Semoga, sebut Maimun Asnawi, pernyataan Presiden Parbowo, bahwa Indonesia mampu menangani masalah ini tanpa bantuan luar negeri dapat dibuktikan dan pemulihan segera dapat dilakukan. Pascabencana terjadi, tidak terbilang jumlah rumah warga Aceh yang rusak ringan, berat dan bahkan banyak rumah masyarakat yang hilang diseret arus.
Ribuan hektare lahan persawahan warga Aceh yang tidak dapat difungsikan karena tertimbun lumpur, tidak sedikit waduk yang rusak dan tanggul irigasi yang jebol. Belum lagi areal perkebunan, pertambakan, desa hilang, cukup banyak ruas jalan yang rusak dan jembatan yang terputus. Perekonomian warga terdampak hancur, seperti hancurnya hati masyarakat Aceh yang merasa diabaikan.

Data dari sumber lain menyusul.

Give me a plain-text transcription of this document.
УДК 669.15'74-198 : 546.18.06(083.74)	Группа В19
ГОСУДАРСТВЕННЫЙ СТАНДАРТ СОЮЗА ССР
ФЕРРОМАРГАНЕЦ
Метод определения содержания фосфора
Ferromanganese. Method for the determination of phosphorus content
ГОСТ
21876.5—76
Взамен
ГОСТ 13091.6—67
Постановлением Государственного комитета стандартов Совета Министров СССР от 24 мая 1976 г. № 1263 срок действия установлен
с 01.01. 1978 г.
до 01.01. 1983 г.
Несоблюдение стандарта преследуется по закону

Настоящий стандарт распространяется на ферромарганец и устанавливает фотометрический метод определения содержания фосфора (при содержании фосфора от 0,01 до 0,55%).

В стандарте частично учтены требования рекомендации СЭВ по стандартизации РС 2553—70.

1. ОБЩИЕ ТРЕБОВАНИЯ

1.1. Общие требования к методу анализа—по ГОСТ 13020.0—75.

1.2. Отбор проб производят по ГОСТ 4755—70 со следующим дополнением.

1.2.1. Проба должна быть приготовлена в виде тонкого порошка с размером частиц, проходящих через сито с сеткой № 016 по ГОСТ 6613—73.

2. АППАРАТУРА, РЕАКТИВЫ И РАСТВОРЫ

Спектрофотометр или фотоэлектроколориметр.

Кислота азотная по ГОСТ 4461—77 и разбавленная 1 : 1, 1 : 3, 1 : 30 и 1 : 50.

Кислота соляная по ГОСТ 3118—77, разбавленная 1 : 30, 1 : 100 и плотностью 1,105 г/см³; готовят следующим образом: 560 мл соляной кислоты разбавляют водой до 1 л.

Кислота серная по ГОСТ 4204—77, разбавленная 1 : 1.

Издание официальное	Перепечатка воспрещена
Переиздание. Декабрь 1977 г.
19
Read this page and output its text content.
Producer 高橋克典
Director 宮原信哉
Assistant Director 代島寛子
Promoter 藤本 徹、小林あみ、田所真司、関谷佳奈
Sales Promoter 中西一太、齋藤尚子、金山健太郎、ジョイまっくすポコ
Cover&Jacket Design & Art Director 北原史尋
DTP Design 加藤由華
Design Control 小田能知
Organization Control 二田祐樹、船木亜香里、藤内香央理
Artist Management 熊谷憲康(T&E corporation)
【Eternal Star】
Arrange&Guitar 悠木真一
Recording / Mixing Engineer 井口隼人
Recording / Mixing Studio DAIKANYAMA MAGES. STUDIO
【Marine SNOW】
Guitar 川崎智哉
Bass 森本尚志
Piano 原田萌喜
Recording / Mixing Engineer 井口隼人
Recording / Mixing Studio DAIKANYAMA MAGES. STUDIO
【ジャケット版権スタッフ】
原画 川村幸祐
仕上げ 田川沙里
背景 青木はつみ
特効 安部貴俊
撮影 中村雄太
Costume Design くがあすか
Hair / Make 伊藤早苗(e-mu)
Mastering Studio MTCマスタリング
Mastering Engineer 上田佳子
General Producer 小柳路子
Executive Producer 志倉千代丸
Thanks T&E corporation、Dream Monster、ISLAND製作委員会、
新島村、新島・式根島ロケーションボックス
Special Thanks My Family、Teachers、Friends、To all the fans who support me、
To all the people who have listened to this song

“Dulu, Aceh, dari belantara Bener Meriah lewat Radio Rimba Raya, pada saat terjadi Agresi Militer Belanda II, Aceh berteriak membantah narasi Belanda bahwa Republik Indonesia masih ada. Kemudian mendapat perhatian masyarakat dunia hingga Indonesia mendapatkan kedaulatan. Semoga, teriakan Gubernur Aceh, Muzakir Manaf didengar dan disahuti oleh Pemerintah Pusat, kalau Aceh membutuhkan bantuan mereka. Jangan sampai air susu dibalas air tuba,” demikian Maimun Asnawi. (id70)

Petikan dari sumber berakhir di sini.